Los médicos conservadores adoptan con entusiasmo las nuevas terapias “cuando el beneficio es claro y la evidencia sólida e imparcial”, enfatizan los autores, pero muchos supuestos avances “ofrecen, en el mejor de los casos, beneficios marginales”. La medicina conservadora contra el cáncer, tal como la concibo, se centraría menos en las pruebas, los tratamientos, la alarma infundada, la retórica militarista y la exageración. Reconocería los límites de la medicina y honraría el juramento hipocrático: Ante todo, no hacer daño.
Los médicos no pueden, por sí solos, impulsar un cambio hacia una medicina conservadora contra el cáncer. Nosotros, los pacientes, debemos ayudarlos. Debemos reconocer los límites de la medicina y la capacidad de autocuración de nuestro cuerpo. Debemos resistirnos a las pruebas y tratamientos que, en el mejor de los casos, ofrecen beneficios mínimos.
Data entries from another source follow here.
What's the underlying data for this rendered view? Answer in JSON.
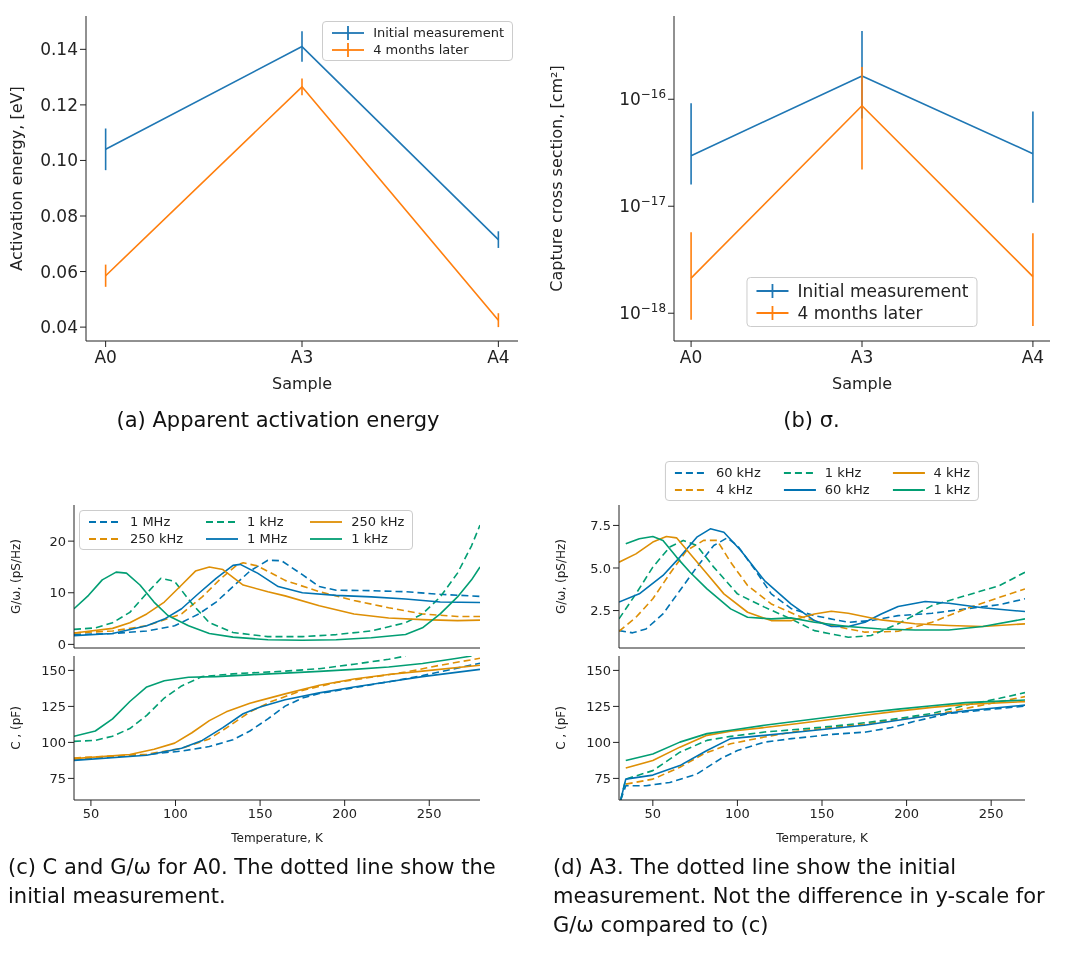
{
  "chart_data": [
    {
      "type": "line",
      "xlabel": "Sample",
      "ylabel": "Activation energy, [eV]",
      "categories": [
        "A0",
        "A3",
        "A4"
      ],
      "ylim": [
        0.035,
        0.152
      ],
      "yticks": [
        0.04,
        0.06,
        0.08,
        {
          "value": 0.1,
          "label": "0.10"
        },
        0.12,
        0.14
      ],
      "legend": "top right",
      "annotations": [
        "(a) Apparent activation energy"
      ],
      "series": [
        {
          "name": "Initial measurement",
          "color": "#1f77b4",
          "values": [
            0.104,
            0.141,
            0.0715
          ],
          "errors": [
            0.0075,
            0.0055,
            0.003
          ]
        },
        {
          "name": "4 months later",
          "color": "#ff7f0e",
          "values": [
            0.0585,
            0.1265,
            0.0425
          ],
          "errors": [
            0.004,
            0.003,
            0.0025
          ]
        }
      ]
    },
    {
      "type": "line",
      "xlabel": "Sample",
      "ylabel": "Capture cross section, [cm²]",
      "categories": [
        "A0",
        "A3",
        "A4"
      ],
      "log": "y",
      "ylim": [
        5.5e-19,
        6e-16
      ],
      "yticks": [
        {
          "value": 1e-18,
          "label": "10$^{−18}$"
        },
        {
          "value": 1e-17,
          "label": "10$^{−17}$"
        },
        {
          "value": 1e-16,
          "label": "10$^{−16}$"
        }
      ],
      "legend": "bottom",
      "annotations": [
        "(b) σ."
      ],
      "series": [
        {
          "name": "Initial measurement",
          "color": "#1f77b4",
          "values": [
            2.97e-17,
            1.65e-16,
            3.1e-17
          ],
          "errors": [
            [
              1.6e-17,
              9.2e-17
            ],
            [
              6.6e-17,
              4.35e-16
            ],
            [
              1.08e-17,
              7.7e-17
            ]
          ]
        },
        {
          "name": "4 months later",
          "color": "#ff7f0e",
          "values": [
            2.13e-18,
            8.7e-17,
            2.2e-18
          ],
          "errors": [
            [
              8.7e-19,
              5.7e-18
            ],
            [
              2.2e-17,
              2e-16
            ],
            [
              7.6e-19,
              5.6e-18
            ]
          ]
        }
      ]
    },
    {
      "type": "line",
      "ylabel": "G/ω, (pS/Hz)",
      "xlim": [
        40,
        280
      ],
      "ylim": [
        -0.7,
        27
      ],
      "yticks": [
        0,
        10,
        20
      ],
      "tick_labels": "y",
      "legend": "top left",
      "series": [
        {
          "name": "1 MHz",
          "color": "#0173b2",
          "line_style": "dashed",
          "x": [
            40,
            62.8,
            83,
            99.5,
            113.8,
            124,
            134,
            144,
            154.6,
            162.7,
            175,
            185,
            195,
            215.7,
            236,
            256.5,
            280
          ],
          "values": [
            1.9,
            2.1,
            2.6,
            3.6,
            5.9,
            8.2,
            11.2,
            14.2,
            16.3,
            16.2,
            13.5,
            11.2,
            10.5,
            10.4,
            10.2,
            9.7,
            9.3
          ]
        },
        {
          "name": "250 kHz",
          "color": "#de8f05",
          "line_style": "dashed",
          "x": [
            40,
            62.8,
            83,
            103.6,
            115.8,
            126,
            136,
            140,
            148.5,
            164.8,
            185,
            205.5,
            226,
            246,
            266.7,
            280
          ],
          "values": [
            2.2,
            2.6,
            3.6,
            5.9,
            9.2,
            12.5,
            15.3,
            15.8,
            15.2,
            12.4,
            10.2,
            8.5,
            7.1,
            5.9,
            5.4,
            5.4
          ]
        },
        {
          "name": "1 kHz",
          "color": "#029e73",
          "line_style": "dashed",
          "x": [
            40,
            52.6,
            62.8,
            73,
            83,
            91.4,
            99.5,
            109.7,
            120,
            134,
            154.6,
            175,
            195,
            215.7,
            236,
            246,
            256.5,
            266.7,
            275,
            280
          ],
          "values": [
            2.9,
            3.2,
            4.2,
            6.2,
            9.9,
            12.8,
            12.2,
            7.9,
            4.2,
            2.3,
            1.5,
            1.5,
            1.9,
            2.6,
            4.2,
            5.9,
            9.2,
            13.8,
            19.1,
            23.1
          ]
        },
        {
          "name": "1 MHz",
          "color": "#0173b2",
          "line_style": "solid",
          "x": [
            40,
            62.8,
            83,
            93.4,
            103.6,
            113.8,
            124,
            134,
            138.3,
            148.5,
            160.7,
            175,
            195,
            215.7,
            236,
            256.5,
            280
          ],
          "values": [
            1.7,
            2.1,
            3.6,
            4.9,
            6.9,
            9.9,
            12.8,
            15.3,
            15.5,
            13.8,
            11.2,
            10,
            9.5,
            9.2,
            8.8,
            8.2,
            8.1
          ]
        },
        {
          "name": "250 kHz",
          "color": "#de8f05",
          "line_style": "solid",
          "x": [
            40,
            62.8,
            73,
            83,
            93.4,
            103.6,
            111.8,
            120,
            128,
            140,
            154.6,
            164.8,
            185,
            205.5,
            226,
            246,
            266.7,
            280
          ],
          "values": [
            2.2,
            3.1,
            4.2,
            5.9,
            8.2,
            11.5,
            14.2,
            15,
            14.5,
            11.5,
            10.2,
            9.4,
            7.5,
            5.9,
            5.1,
            4.8,
            4.6,
            4.7
          ]
        },
        {
          "name": "1 kHz",
          "color": "#029e73",
          "line_style": "solid",
          "x": [
            40,
            48.6,
            56.7,
            64.9,
            71,
            79,
            87.3,
            95.5,
            107.7,
            120,
            134,
            154.6,
            175,
            195,
            215.7,
            236,
            246,
            256.5,
            266.7,
            275,
            280
          ],
          "values": [
            6.9,
            9.5,
            12.5,
            14,
            13.8,
            11.5,
            8.2,
            5.6,
            3.6,
            2.1,
            1.4,
            0.9,
            0.8,
            0.9,
            1.3,
            1.9,
            3.2,
            5.9,
            9.2,
            12.5,
            15
          ]
        }
      ]
    },
    {
      "type": "line",
      "xlabel": "Temperature, K",
      "ylabel": "C , (pF)",
      "xlim": [
        40,
        280
      ],
      "xticks": [
        50,
        100,
        150,
        200,
        250
      ],
      "ylim": [
        60,
        160
      ],
      "yticks": [
        75,
        100,
        125,
        150
      ],
      "annotations": [
        "(c) C and G/ω for A0. The dotted line show the initial measurement."
      ],
      "series": [
        {
          "color": "#0173b2",
          "line_style": "dashed",
          "x": [
            40,
            83,
            103.6,
            120,
            134,
            144,
            154.6,
            164.8,
            175,
            185,
            205.5,
            226,
            246,
            280
          ],
          "values": [
            88,
            91.6,
            94,
            97.1,
            101.9,
            107.9,
            116.3,
            125.2,
            130.8,
            133.9,
            138,
            142.1,
            146.4,
            155
          ]
        },
        {
          "color": "#de8f05",
          "line_style": "dashed",
          "x": [
            40,
            83,
            103.6,
            120,
            132,
            144,
            156.6,
            175,
            195,
            215.7,
            236,
            256.5,
            280
          ],
          "values": [
            89.2,
            91.8,
            95.9,
            102.4,
            111.5,
            121.2,
            128.4,
            136.1,
            141.6,
            145.2,
            148.8,
            153.6,
            158.4
          ]
        },
        {
          "color": "#029e73",
          "line_style": "dashed",
          "x": [
            40,
            52.6,
            62.8,
            73,
            83,
            93.4,
            103.6,
            115.8,
            134,
            164.8,
            185,
            205.5,
            226,
            236
          ],
          "values": [
            100.7,
            101.4,
            104.3,
            109.6,
            118.8,
            130.8,
            139.2,
            145.7,
            147.6,
            149.5,
            151.2,
            154.3,
            157.7,
            160
          ]
        },
        {
          "color": "#0173b2",
          "line_style": "solid",
          "x": [
            40,
            83,
            103.6,
            115.8,
            128,
            140,
            150.5,
            164.8,
            185,
            205.5,
            226,
            246,
            280
          ],
          "values": [
            87.5,
            91.1,
            95.9,
            101.4,
            110.3,
            119.9,
            124.8,
            129.6,
            134.4,
            138.5,
            142.1,
            145.7,
            150.7
          ]
        },
        {
          "color": "#de8f05",
          "line_style": "solid",
          "x": [
            40,
            73,
            87.3,
            99.5,
            109.7,
            120,
            130,
            144,
            164.8,
            185,
            205.5,
            226,
            246,
            280
          ],
          "values": [
            88.7,
            91.6,
            95.2,
            99.5,
            106.7,
            115.1,
            121.2,
            127.2,
            133.7,
            139.7,
            144,
            147.1,
            149.5,
            153.6
          ]
        },
        {
          "color": "#029e73",
          "line_style": "solid",
          "x": [
            40,
            52.6,
            62.8,
            73,
            83,
            93.4,
            107.7,
            124,
            144,
            164.8,
            185,
            205.5,
            226,
            246,
            266.7,
            275
          ],
          "values": [
            104.3,
            107.9,
            116.3,
            128.4,
            138.5,
            142.8,
            145.2,
            145.7,
            146.9,
            148.1,
            149.3,
            150.7,
            152.4,
            154.8,
            158.4,
            160
          ]
        }
      ]
    },
    {
      "type": "line",
      "ylabel": "G/ω, (pS/Hz)",
      "xlim": [
        30,
        270
      ],
      "ylim": [
        0.3,
        8.7
      ],
      "yticks": [
        2.5,
        {
          "value": 5,
          "label": "5.0"
        },
        7.5
      ],
      "tick_labels": "y",
      "legend": "top",
      "series": [
        {
          "name": "60 kHz",
          "color": "#0173b2",
          "line_style": "dashed",
          "x": [
            30,
            38,
            46,
            56,
            66,
            76,
            86,
            94,
            100,
            110,
            120,
            132,
            145.5,
            165.5,
            179,
            195,
            215,
            235,
            255,
            270
          ],
          "values": [
            1.32,
            1.19,
            1.42,
            2.3,
            3.68,
            5.05,
            6.32,
            6.77,
            6.32,
            4.95,
            3.48,
            2.6,
            2.2,
            1.81,
            1.91,
            2.2,
            2.34,
            2.6,
            2.85,
            3.19
          ]
        },
        {
          "name": "4 kHz",
          "color": "#de8f05",
          "line_style": "dashed",
          "x": [
            30,
            40,
            50,
            60,
            70,
            80,
            88,
            96,
            106,
            120,
            135.6,
            155.5,
            175.4,
            195,
            215,
            235,
            255,
            270
          ],
          "values": [
            1.28,
            2.1,
            3.19,
            4.66,
            6.03,
            6.62,
            6.62,
            5.34,
            3.97,
            2.89,
            2.2,
            1.62,
            1.23,
            1.28,
            1.81,
            2.6,
            3.28,
            3.77
          ]
        },
        {
          "name": "1 kHz",
          "color": "#029e73",
          "line_style": "dashed",
          "x": [
            30,
            40,
            50,
            60,
            68,
            76,
            86,
            100,
            116,
            131.6,
            145.5,
            165.5,
            179,
            195,
            215,
            235,
            255,
            270
          ],
          "values": [
            2.01,
            3.48,
            5.05,
            6.23,
            6.62,
            6.32,
            5.05,
            3.48,
            2.7,
            2.01,
            1.32,
            0.93,
            1.03,
            1.72,
            2.79,
            3.38,
            3.97,
            4.75
          ]
        },
        {
          "name": "60 kHz",
          "color": "#0173b2",
          "line_style": "solid",
          "x": [
            30,
            42,
            56,
            66,
            76,
            84,
            92,
            102,
            116,
            131.6,
            145.5,
            155.5,
            165.5,
            175.4,
            185,
            195,
            211,
            225,
            245,
            270
          ],
          "values": [
            3,
            3.48,
            4.56,
            5.64,
            6.81,
            7.3,
            7.1,
            6.03,
            4.26,
            2.89,
            1.91,
            1.56,
            1.56,
            1.81,
            2.3,
            2.74,
            3.03,
            2.93,
            2.66,
            2.44
          ]
        },
        {
          "name": "4 kHz",
          "color": "#de8f05",
          "line_style": "solid",
          "x": [
            30,
            40,
            50,
            58,
            64,
            72,
            82,
            92,
            106,
            120,
            132,
            145.5,
            155.5,
            165.5,
            185,
            205,
            225,
            245,
            270
          ],
          "values": [
            5.34,
            5.83,
            6.52,
            6.85,
            6.77,
            5.83,
            4.66,
            3.48,
            2.4,
            1.91,
            1.91,
            2.3,
            2.46,
            2.34,
            1.95,
            1.72,
            1.62,
            1.56,
            1.72
          ]
        },
        {
          "name": "1 kHz",
          "color": "#029e73",
          "line_style": "solid",
          "x": [
            34,
            42,
            50,
            56,
            64,
            72,
            82,
            96,
            106,
            120,
            131.6,
            145.5,
            165.5,
            185,
            205,
            225,
            245,
            270
          ],
          "values": [
            6.42,
            6.72,
            6.85,
            6.62,
            5.64,
            4.75,
            3.77,
            2.6,
            2.11,
            2.01,
            2.07,
            1.81,
            1.56,
            1.42,
            1.36,
            1.36,
            1.56,
            2.01
          ]
        }
      ]
    },
    {
      "type": "line",
      "xlabel": "Temperature, K",
      "ylabel": "C , (pF)",
      "xlim": [
        30,
        270
      ],
      "xticks": [
        50,
        100,
        150,
        200,
        250
      ],
      "ylim": [
        60,
        160
      ],
      "yticks": [
        75,
        100,
        125,
        150
      ],
      "annotations": [
        "(d) A3. The dotted line show the initial measurement. Not the difference in y-scale for G/ω compared to (c)"
      ],
      "series": [
        {
          "color": "#0173b2",
          "line_style": "dashed",
          "x": [
            31,
            34,
            46,
            60,
            76,
            90,
            100,
            116,
            132,
            156,
            176,
            191,
            205,
            225,
            245,
            270
          ],
          "values": [
            60,
            69.9,
            69.9,
            72.2,
            78,
            88.6,
            94.4,
            100.2,
            102.6,
            105.6,
            107.2,
            110.3,
            114.7,
            120.1,
            122.4,
            125.2
          ]
        },
        {
          "color": "#de8f05",
          "line_style": "dashed",
          "x": [
            34,
            50,
            66,
            80,
            96,
            116,
            136,
            156,
            175,
            195,
            215,
            235,
            255,
            270
          ],
          "values": [
            71,
            74.5,
            82.7,
            92,
            99.1,
            103.7,
            107.9,
            110.3,
            112.6,
            115.9,
            118.9,
            123.6,
            128.3,
            131.8
          ]
        },
        {
          "color": "#029e73",
          "line_style": "dashed",
          "x": [
            31,
            34,
            50,
            66,
            82,
            96,
            116,
            136,
            156,
            175,
            195,
            215,
            235,
            255,
            270
          ],
          "values": [
            60,
            74.5,
            80.4,
            93.2,
            101.4,
            104.2,
            107.2,
            109.1,
            111.2,
            113.6,
            116.6,
            120.1,
            125.9,
            130.6,
            134.6
          ]
        },
        {
          "color": "#0173b2",
          "line_style": "solid",
          "x": [
            31,
            34,
            50,
            66,
            82,
            96,
            116,
            136,
            156,
            175,
            195,
            215,
            235,
            270
          ],
          "values": [
            60,
            74.5,
            77.3,
            83.9,
            94.4,
            102.6,
            104.9,
            107.2,
            109.6,
            111.9,
            115.4,
            118.9,
            122,
            125.9
          ]
        },
        {
          "color": "#de8f05",
          "line_style": "solid",
          "x": [
            34,
            50,
            66,
            82,
            96,
            116,
            136,
            156,
            175,
            195,
            215,
            235,
            270
          ],
          "values": [
            82.2,
            87.4,
            96.7,
            104.9,
            107.7,
            110.3,
            113.1,
            116.1,
            118.9,
            121.7,
            124.3,
            126.4,
            128.3
          ]
        },
        {
          "color": "#029e73",
          "line_style": "solid",
          "x": [
            34,
            50,
            66,
            82,
            96,
            116,
            136,
            156,
            175,
            195,
            215,
            235,
            270
          ],
          "values": [
            87.4,
            92,
            100.2,
            106.1,
            108.4,
            111.9,
            114.9,
            117.8,
            120.6,
            123.1,
            125.5,
            127.6,
            129.4
          ]
        }
      ]
    }
  ]
}
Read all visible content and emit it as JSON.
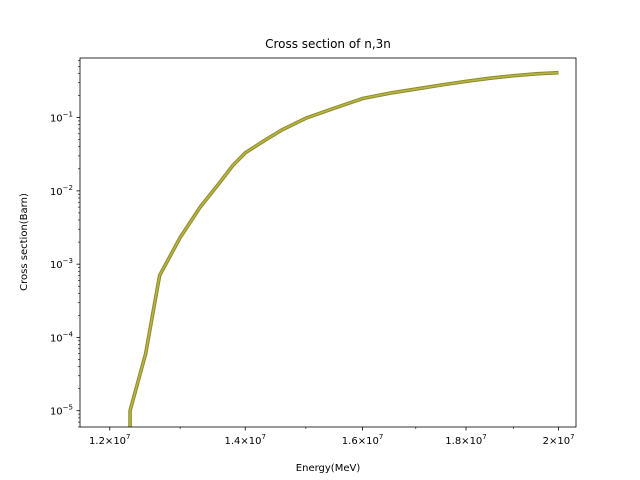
{
  "chart_data": {
    "type": "line",
    "title": "Cross section of n,3n",
    "xlabel": "Energy(MeV)",
    "ylabel": "Cross section(Barn)",
    "x_scale": "log",
    "y_scale": "log",
    "xlim": [
      11600000,
      20400000
    ],
    "ylim": [
      6e-06,
      0.65
    ],
    "grid": false,
    "line_colors": [
      "#8c8a2a",
      "#b9b545"
    ],
    "x_ticks": [
      {
        "value": 12000000,
        "mant": "1.2",
        "exp": "7"
      },
      {
        "value": 14000000,
        "mant": "1.4",
        "exp": "7"
      },
      {
        "value": 16000000,
        "mant": "1.6",
        "exp": "7"
      },
      {
        "value": 18000000,
        "mant": "1.8",
        "exp": "7"
      },
      {
        "value": 20000000,
        "mant": "2",
        "exp": "7"
      }
    ],
    "y_ticks": [
      {
        "value": 1e-05,
        "exp": "−5"
      },
      {
        "value": 0.0001,
        "exp": "−4"
      },
      {
        "value": 0.001,
        "exp": "−3"
      },
      {
        "value": 0.01,
        "exp": "−2"
      },
      {
        "value": 0.1,
        "exp": "−1"
      }
    ],
    "series": [
      {
        "x": [
          12280000,
          12280000,
          12500000,
          12700000,
          13000000,
          13300000,
          13600000,
          13800000,
          14000000,
          14300000,
          14600000,
          15000000,
          15500000,
          16000000,
          16500000,
          17000000,
          17500000,
          18000000,
          18500000,
          19000000,
          19500000,
          20000000
        ],
        "y": [
          5e-06,
          1e-05,
          6e-05,
          0.0007,
          0.0023,
          0.006,
          0.013,
          0.022,
          0.033,
          0.048,
          0.068,
          0.098,
          0.135,
          0.182,
          0.215,
          0.245,
          0.278,
          0.312,
          0.345,
          0.372,
          0.395,
          0.41
        ]
      }
    ]
  }
}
Quizás nunca encontremos la cura para el cáncer, que surge del choque entre nuestra compleja biología y la entropía, la tendencia de todos los sistemas al desorden. Pero si logramos controlar nuestro miedo y nuestra codicia, sin duda mejorará la atención oncológica.
Una última observación: quisiera agradecer a los expertos que he citado anteriormente —John Ioannidis, Siddhartha Mukherjee, Vinay Prasad, Azra Raza y Gilbert Welch— así como a Cochrane y theNNT.com Por sus evaluaciones directas y valientes sobre la medicina oncológica. Personas y grupos como estos representan nuestra mejor esperanza para la reforma del sistema de salud. Solo tenemos que escucharlos.
Lecturas adicionales:
Respuestas a “La industria del cáncer: ¿Exageración o realidad?”
Meta-Entrada: Publicaciones sobre el cáncer
¿Pueden las pruebas de detección invasivas de por vida erradicar el cáncer??
¿Está sobrevalorada la medicina??
Consulta también mi libro gratuito en línea. Problemas mente-cuerpo.
Las opiniones expresadas son las del autor o autores y no necesariamente las de Scientific American.
#collated, artículo original aquí: https://blogs.scientificamerican.com/cross-check/the-cancer-industry-hype-vs-reality/
Juan Horgan, quien escribe para Scientific American desde 1986, comenta sobre ciencia en su Revista en línea gratuita Cross-Check. También ha publicado sus libros. Problemas mente-cuerpo y Mi experimento cuántico En línea. Horgan imparte clases en el Instituto Tecnológico Stevens.